Al-Karābilah () is a subdistrict in the west of the Al Anbar Governorate of Iraq, beside the Syrian border in an area of high ground. Its seat is the city of the Al-Karābilah. Agriculture is the main industry in the subdistrict.

Al-Karābilah town
Al-Karābilah is an Iraqi border town and center of the Al-Karābilah subdistrict, located 5–7 km from Iraqi-Syrian borders. Its population is roughly 25,000 inhabitants, all of them Sunni Muslims arabs.

Akkas gas field
Akkas gas field  located in Al-Karabilah subdistrict.
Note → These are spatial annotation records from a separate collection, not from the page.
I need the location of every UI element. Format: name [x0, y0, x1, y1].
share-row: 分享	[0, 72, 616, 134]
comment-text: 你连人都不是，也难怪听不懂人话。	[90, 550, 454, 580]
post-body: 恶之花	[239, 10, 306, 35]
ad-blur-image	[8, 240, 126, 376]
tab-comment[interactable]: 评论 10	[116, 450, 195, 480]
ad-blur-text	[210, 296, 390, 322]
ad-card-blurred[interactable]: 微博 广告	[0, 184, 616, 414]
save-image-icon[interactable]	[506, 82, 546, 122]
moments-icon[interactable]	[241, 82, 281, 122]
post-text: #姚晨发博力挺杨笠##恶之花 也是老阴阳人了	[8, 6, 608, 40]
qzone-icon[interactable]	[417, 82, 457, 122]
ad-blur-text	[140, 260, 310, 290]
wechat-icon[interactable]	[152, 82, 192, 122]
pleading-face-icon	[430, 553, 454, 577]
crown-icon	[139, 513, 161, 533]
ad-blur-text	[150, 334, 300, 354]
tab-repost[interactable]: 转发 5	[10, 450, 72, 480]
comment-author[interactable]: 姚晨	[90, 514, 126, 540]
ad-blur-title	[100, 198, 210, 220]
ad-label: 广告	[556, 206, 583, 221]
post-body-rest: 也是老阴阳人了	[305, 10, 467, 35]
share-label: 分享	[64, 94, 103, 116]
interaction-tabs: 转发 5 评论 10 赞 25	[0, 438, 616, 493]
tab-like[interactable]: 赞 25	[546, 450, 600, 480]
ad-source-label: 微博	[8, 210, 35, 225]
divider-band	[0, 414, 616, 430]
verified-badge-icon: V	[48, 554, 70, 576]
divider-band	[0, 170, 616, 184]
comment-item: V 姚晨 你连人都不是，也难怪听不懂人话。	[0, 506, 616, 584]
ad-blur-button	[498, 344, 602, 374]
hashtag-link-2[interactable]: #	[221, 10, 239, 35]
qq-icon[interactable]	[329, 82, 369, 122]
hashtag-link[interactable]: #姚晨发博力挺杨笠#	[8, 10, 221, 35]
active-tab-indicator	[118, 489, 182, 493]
It was discovered in 1992, occupies approximately 30 km long and 12 km wide. Iraqi Oil Ministry estimated the reserves of Akkas at 5.6 trillion cubic feet.
In 2011, the Iraqi government signed a contract with Kogas to develop the gas field. According to the signed contract with the Iraq government, Kogas hold  75% of the shares while the rest of the shares went to Midland Oil Company.
All the development operations stopped due to terrorist attacks in 2014. Equipment, buildings, and other constructions have been looted or destroyed.

Current situation
The subdistrict fell into ISIL's hands after intensive clashes between ISIL's troop on one side and Iraqi security forces backed by tribesmen on the other side. Al-Karābilah was liberated from ISIL by the Iraqi government forces on October 28, 2017.